Other Freedom Caucus members who publicly vowed to vote against the bill included Reps. Bob Good, R-Va.; Matt Rosendale, R-Mont.; Andy Biggs, R-Ariz.; Andrew Clyde, R-Ga.; Lauren Boebert, R-Colo.; Dan Bishop, R-N.C.; Byron Donalds, R-Fla.; Eli Crane, R-Ariz.; Anna Paulina Luna, R-Fla.; Matt Gaetz, R-Fla.; Marry Miller, R-Ill.; Josh Brecheen, R-Okla.; Scott Perry, R-Pa.; Eric Burlison, R-Mo.; Ben Cline, R-Va.; Mike Collins, R-Ga.; Harriet Hageman, R-Wyo.; Diana Harshbarger, R-Tenn.; and Michael Cloud, R-Texas.
Many, who also voted against McCarthy's leadership bid, argued for greater cuts to government spending in exchange for raising the debt ceiling.
"The bill doesn't actually set a debt limit. Rather it suspends the debt limit entirely until Jan. 2, 2025, and there is no actual amount capping the debt ceiling," tweeted Mace, who once worked on an election campaign for former President Donald Trump.

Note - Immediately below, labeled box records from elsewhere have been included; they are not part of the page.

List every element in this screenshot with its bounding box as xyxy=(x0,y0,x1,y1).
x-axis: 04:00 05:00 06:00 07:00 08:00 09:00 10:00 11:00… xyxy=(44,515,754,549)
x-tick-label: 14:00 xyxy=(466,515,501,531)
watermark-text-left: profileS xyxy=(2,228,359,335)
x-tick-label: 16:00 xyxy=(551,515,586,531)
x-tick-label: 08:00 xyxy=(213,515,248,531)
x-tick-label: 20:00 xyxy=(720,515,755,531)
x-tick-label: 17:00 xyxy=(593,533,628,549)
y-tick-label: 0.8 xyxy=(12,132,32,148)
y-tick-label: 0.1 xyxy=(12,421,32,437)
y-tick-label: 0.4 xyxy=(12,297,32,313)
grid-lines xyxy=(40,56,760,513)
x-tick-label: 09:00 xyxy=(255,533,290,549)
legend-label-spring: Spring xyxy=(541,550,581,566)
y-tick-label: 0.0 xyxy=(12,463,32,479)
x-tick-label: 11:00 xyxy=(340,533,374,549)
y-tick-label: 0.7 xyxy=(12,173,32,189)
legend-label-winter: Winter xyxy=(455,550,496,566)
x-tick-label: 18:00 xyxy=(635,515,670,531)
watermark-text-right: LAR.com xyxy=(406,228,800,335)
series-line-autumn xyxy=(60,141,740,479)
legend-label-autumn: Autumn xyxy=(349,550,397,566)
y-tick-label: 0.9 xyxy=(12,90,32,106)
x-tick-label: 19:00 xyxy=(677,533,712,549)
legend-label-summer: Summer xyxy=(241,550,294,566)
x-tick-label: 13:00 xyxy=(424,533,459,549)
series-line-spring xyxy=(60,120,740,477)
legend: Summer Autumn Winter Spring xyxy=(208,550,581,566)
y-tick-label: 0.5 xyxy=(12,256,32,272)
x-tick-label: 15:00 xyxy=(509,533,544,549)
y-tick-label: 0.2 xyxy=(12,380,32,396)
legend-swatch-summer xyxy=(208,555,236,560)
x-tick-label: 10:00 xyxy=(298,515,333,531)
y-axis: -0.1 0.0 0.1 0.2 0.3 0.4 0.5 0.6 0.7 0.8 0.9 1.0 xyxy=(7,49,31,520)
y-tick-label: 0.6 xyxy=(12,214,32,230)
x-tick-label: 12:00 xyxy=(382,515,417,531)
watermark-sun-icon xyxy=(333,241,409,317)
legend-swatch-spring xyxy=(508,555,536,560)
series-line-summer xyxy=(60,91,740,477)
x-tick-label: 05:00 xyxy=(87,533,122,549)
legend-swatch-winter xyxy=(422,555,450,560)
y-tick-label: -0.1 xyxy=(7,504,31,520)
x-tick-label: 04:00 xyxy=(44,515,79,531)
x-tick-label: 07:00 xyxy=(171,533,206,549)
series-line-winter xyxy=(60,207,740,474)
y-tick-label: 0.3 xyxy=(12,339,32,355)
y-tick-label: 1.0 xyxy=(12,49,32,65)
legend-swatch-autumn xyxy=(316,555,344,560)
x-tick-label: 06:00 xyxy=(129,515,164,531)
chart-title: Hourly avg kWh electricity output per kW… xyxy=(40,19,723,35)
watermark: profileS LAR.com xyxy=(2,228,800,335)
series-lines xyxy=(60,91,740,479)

McCarthy supporters Rep. Ken Buck, R-Colo.; Rep. Mike Waltz, R-Fla.; Rep. Cory Mills, R-Fla.; and Rep. Russell Fry, R-S.C., also announced their opposition to the deal, as did Rep. Keith Self, R-Texas; Rep. Vern Buchanan, R-Fla.; Rep. Kat Cammack, R-Fla.; and Rep. William Timmons, R-S.C.
"The Limit, Save, Grow Act was a fiscally responsible and conservative bill. This Biden-McCarthy Debt bill is not what we signed," Mills tweeted Tuesday.
"I oppose the new deal and refuse to saddle Americans with $4 trillion in additional debt."
Republican Reps. Tim Burchett of Tennessee and Clay Higgins of Louisiana also voiced their intent to vote against the bill but were still going through the document Wednesday afternoon.
Opposition extended across the aisle, as well. Rep. Pramila Jayapal, D-Wash., and Rep. Greg Casar, D-Texas, stated their intention to vote against the legislation.
Jayapal told NBC News her entire progressive caucus is leaning toward voting the same direction, arguing the deal cuts programs and spending to the most vulnerable.
U.S. Treasury Secretary Janet Yellen has said the government has until June 5 before it runs out of money to pay its bills, which would result in its first-ever default.
Now that the bill has passed the House, it will need to get through a U.S. Senate committee before the upper chamber votes on it.